Simulations of quintessential cold dark matter: beyond the cosmological constant

We study the non-linear growth of cosmic structure in different dark energy models, using large volume N-body simulations. We consider a range of quintessence models which feature both rapidly and slowly varying dark energy equations of state, and compare the growth of structure to that in a universe with a cosmological constant. We use a four-parameter equation of state for the dark energy which accurately reproduces the quintessence dynamics over a wide range of redshifts. The adoption of a quintessence model changes the expansion history of the universe, the form of the linear theory power spectrum and can alter key observables, such as the horizon scale and the distance to last scattering. We incorporate these effects into our simulations in stages to isolate the impact of each on the growth of structure. The difference in structure formation can be explained to first order by the difference in growth factor at a given epoch; this scaling also accounts for the non-linear growth at the 15 per cent level.
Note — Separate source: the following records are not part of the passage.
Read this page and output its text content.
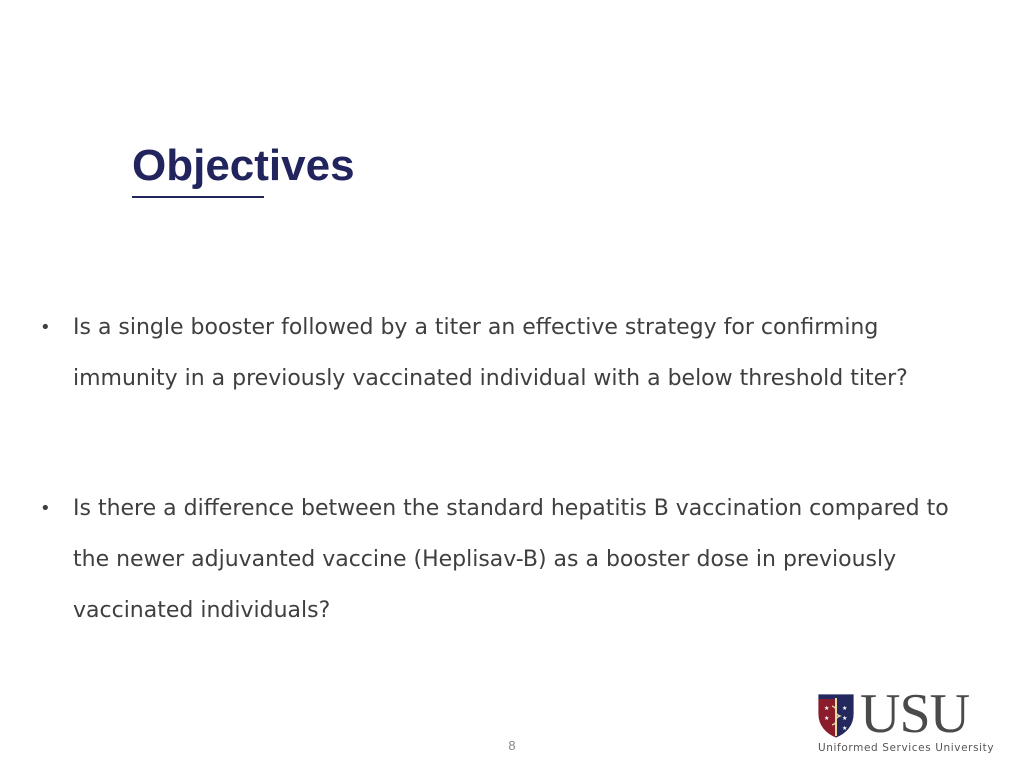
Objectives
• Is a single booster followed by a titer an effective strategy for confirming immunity in a previously vaccinated individual with a below threshold titer?
• Is there a difference between the standard hepatitis B vaccination compared to the newer adjuvanted vaccine (Heplisav-B) as a booster dose in previously vaccinated individuals?
8
★
★
★
★
★ USU
Uniformed Services University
We find that quintessence models that are different from Lambda cold dark matter (Lambda CDM) both today and at high redshifts (z similar to 1000), and which feature late (z < 2), rapid transitions in the equation of state, can have identical baryonic acoustic oscillation (BAO) peak positions to those in Lambda CDM. We find that these models have higher abundances of dark matter haloes at z > 0 compared to Lambda CDM and so measurements of the mass function should allow us to distinguish these quintessence models from a cosmological constant. However, we find that a second class of quintessence models, whose equation of state makes an early (z > 2) rapid transition to w = -1, cannot be distinguished from Lambda CDM using measurements of the mass function or the BAO, even if these models have non-negligible amounts of dark energy at early times.